The human Rhinovirus, a positive-sense, single-stranded RNA virus within the Enterovirus genus of the Picornaviridae family, is the most prevalent viral pathogen in humans and the primary cause of the common cold (Verywell Health 2024). Virus-host interactions, particularly receptor-mediated adhesion, are pivotal in viral pathogenesis. Competitive inhibition and the use of anti-adhesive agents have emerged as potential strategies to prevent viral docking. This study aims to explore the structural biology of rhinovirus receptors, specifically the canyon-like depressions involved in host cell recognition, and investigate molecular approaches to minimize infection and reduce recovery time.
A comprehensive structural analysis of human Rhinovirus 14 was conducted, focusing on its unique surface depressions (canyons) surrounding the five-fold axes. Literature was reviewed for monoclonal antibody interactions via hybridoma technology, as well as anti-adhesive agents like alginic acid, gelatin, chitosan, and carboxymethyl cellulose. Molecular docking simulations were referenced to evaluate the potential of organic compounds to disrupt viral adhesion.

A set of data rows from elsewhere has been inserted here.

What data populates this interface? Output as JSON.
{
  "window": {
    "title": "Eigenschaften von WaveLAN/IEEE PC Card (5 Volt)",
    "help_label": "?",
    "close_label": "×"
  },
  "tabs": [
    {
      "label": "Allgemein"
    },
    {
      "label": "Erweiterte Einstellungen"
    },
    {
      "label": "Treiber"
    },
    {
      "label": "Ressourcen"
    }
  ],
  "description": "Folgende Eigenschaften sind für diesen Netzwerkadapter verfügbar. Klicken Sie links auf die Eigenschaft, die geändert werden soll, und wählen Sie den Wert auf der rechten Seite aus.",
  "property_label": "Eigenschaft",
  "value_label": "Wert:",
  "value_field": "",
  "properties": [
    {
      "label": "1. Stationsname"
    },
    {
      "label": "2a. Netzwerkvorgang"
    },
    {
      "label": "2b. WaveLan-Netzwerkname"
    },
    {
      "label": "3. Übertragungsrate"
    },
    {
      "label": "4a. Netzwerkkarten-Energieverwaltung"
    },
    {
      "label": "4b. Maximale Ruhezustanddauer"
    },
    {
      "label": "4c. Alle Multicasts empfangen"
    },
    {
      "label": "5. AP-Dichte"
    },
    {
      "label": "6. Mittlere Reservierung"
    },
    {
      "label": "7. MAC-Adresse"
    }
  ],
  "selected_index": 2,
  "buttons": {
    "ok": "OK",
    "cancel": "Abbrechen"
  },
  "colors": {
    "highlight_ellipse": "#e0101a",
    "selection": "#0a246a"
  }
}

The canyon regions on the viral capsid were confirmed as receptor-binding sites that are structurally shielded from antibody access, allowing the virus to evade immune detection. Anti-adhesive agents demonstrated theoretical efficacy in competitively inhibiting receptor-ligand interactions at these sites. Monoclonal antibodies, while effective in certain contexts, showed limited access to conserved binding residues due to spatial constraints. Organic compounds with flexible conformational geometry showed potential in blocking receptor sites by steric hindrance.
The structural characteristics of human Rhinovirus 14 play a crucial role in immune evasion and receptor binding. While current treatments are limited by the virus's high mutation rate, anti-adhesive strategies offer a promising avenue to inhibit early-stage infection and reduce recovery time. Further experimental validation of these agents is necessary to develop effective antiviral therapeutics.
人鼻病毒是微小核糖核酸病毒科肠道病毒属的一种正义单链RNA病毒,是人类最常见的病毒病原体,也是普通感冒的主要病因(Verywell Health 2024)。病毒与宿主的相互作用,尤其是受体介导的黏附,在病毒发病机制中起着关键作用。竞争性抑制和使用抗黏附剂已成为预防病毒对接的潜在策略。本研究旨在探索鼻病毒受体的结构生物学,特别是参与宿主细胞识别的峡谷样凹陷,并研究将感染降至最低并缩短恢复时间的分子方法。
对人鼻病毒14进行了全面的结构分析,重点关注其围绕五重轴的独特表面凹陷(峡谷)。查阅了有关通过杂交瘤技术进行单克隆抗体相互作用的文献,以及藻酸、明胶、壳聚糖和羧甲基纤维素等抗黏附剂的文献。参考分子对接模拟来评估有机化合物破坏病毒黏附的潜力。
病毒衣壳上的峡谷区域被确认为受体结合位点,其结构可防止抗体进入,使病毒能够逃避免疫检测。抗黏附剂在竞争性抑制这些位点的受体-配体相互作用方面显示出理论功效。单克隆抗体虽然在某些情况下有效,但由于空间限制,对保守结合残基的 access 有限。具有灵活构象几何形状的有机化合物显示出通过空间位阻阻断受体位点的潜力。
人鼻病毒14的结构特征在免疫逃逸和受体结合中起着关键作用。虽然目前的治疗方法受到病毒高突变率的限制,但抗黏附策略为抑制早期感染和缩短恢复时间提供了一条有前景的途径。要开发有效的抗病毒疗法,有必要对这些药物进行进一步的实验验证。